Jewelry and trinkets are ever-present in mankind’s evolution. Since the dawn of time, humans loved having pretty objects around them — and they sometimes went to great trouble to achieve this goal. Humans aren’t unique in enjoying trinkets, but we are unique in our ability to create such objects.
Whether it’s metal, rocks, or organic material, mankind has created a dazzling array of adornments. So deep is our fascination with these objects that oftentimes, researchers can tell many things about a specific culture just by looking at the adornments they crafted. This is exactly the case with ostrich eggshells, the authors of a new study say: they are a good indicator of cultural shifts in ancient Africa.
Ostrich eggshell beads are some of the oldest ornaments ever made by mankind. Humans have been making them for at least 50,000 years and remarkably, some of them have been preserved well enough to survive to this day. Previous research has shown that 2,000 years ago, these beads exhibited an important change in size, becoming much larger. Now, a new study by Jennifer Miller and Elizabeth Sawchuk investigated this idea even further, analyzing the evolution of this type of beads in previously un-investigated parts of Africa.
Miller and Sawchuk analyzed evidence from 30 archaeological sites spanning the past 10,000 years of human history on the continent. In total, they recorded the diameters of 1,200 ostrich eggshell beads, including some which had never before been analyzed.
“These beads are symbols that were made by hunter-gatherers from both regions for more than 40,000 years,” says lead author Jennifer Miller, “so changes – or lack thereof – in these symbols tells us how these communities responded to cultural contact and economic change.”
As expected, the authors found a significant increase in bead size some 2,000 years ago. This change is linked to the emergence of a new culture in the area, probably the same culture that brought about new herding practices. But this was only the case in southern Africa.

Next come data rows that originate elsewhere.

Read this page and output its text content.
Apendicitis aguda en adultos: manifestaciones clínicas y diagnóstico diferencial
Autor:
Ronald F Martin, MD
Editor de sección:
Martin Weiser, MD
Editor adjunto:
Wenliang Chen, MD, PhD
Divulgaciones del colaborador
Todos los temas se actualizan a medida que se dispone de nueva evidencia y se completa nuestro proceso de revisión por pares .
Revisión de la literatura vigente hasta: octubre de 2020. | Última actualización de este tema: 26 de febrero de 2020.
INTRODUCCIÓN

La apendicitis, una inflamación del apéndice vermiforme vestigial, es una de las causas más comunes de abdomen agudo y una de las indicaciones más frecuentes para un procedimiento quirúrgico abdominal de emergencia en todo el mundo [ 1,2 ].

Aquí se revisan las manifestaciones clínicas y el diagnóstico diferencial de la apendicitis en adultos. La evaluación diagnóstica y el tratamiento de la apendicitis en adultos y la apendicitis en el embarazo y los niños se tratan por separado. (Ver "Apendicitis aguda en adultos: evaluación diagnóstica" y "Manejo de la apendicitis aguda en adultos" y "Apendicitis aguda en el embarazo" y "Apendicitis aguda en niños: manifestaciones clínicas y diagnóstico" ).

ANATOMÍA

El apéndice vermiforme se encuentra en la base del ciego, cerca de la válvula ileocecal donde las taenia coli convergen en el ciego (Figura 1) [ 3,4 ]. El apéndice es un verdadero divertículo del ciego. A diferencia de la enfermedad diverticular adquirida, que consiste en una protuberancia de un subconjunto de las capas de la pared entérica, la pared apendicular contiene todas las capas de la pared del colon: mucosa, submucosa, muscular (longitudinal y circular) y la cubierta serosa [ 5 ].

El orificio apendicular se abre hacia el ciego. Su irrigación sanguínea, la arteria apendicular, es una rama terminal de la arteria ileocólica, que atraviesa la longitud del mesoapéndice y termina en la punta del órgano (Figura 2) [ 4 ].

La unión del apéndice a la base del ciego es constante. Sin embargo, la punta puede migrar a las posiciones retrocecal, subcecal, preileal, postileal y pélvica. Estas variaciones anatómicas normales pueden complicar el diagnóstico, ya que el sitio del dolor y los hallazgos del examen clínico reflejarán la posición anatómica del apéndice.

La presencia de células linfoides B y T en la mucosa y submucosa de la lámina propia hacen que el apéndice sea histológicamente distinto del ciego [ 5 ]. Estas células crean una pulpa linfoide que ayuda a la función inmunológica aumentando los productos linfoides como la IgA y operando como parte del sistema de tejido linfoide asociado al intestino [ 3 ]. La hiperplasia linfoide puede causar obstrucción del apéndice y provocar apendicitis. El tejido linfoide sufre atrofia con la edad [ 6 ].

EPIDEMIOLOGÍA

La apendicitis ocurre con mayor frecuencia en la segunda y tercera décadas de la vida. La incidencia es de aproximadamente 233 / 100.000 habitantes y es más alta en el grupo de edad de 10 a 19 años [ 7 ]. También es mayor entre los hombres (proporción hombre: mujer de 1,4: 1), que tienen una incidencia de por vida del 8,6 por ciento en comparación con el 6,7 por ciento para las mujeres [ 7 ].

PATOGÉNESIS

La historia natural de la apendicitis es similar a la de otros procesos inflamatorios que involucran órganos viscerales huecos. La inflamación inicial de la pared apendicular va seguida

In eastern Africa, the authors found no correlation between bead size and herding or this new culture. This suggests that the beads tell a more nuanced story, and bead size alone is not a sufficient indicator of culture in Africa.
These differences are subtle, and more work is needed to understand what it all means. But these shifts tell an interesting story and raise even more interesting questions. For instance, the fact that 2,000 years ago, bead size changed in some parts of Africa but not in others indicates significant differences across cultures. This may be because local foragers adopted herding while retaining their bead-making traditions, because migrant herders possessed similar traditions prior to contact, and/or because incoming herders adopted local styles — but it’s not exactly clear yet.
“In the modern world, migration, cultural contact, and economic change often create tension,” says Sawchuk, “ancient peoples experienced these situations too, and the patterns in cultural objects like ostrich eggshell beads give us a chance to study how they navigated these experiences.”
Lastly, it’s remarkable that something as small as eggshell beads can tell such stories, Miller concludes.
“Ostrich eggshell beads are small and tend to be overlooked in archaeological analysis, but they have the power to tell big stories about ancient human relationships. Today, we encounter economic change, cultural contact and immigration–people 5,000 years ago experienced these things too, and the beads give us a chance to understand how they dealt with it.”
The study has been published in PLoS ONE.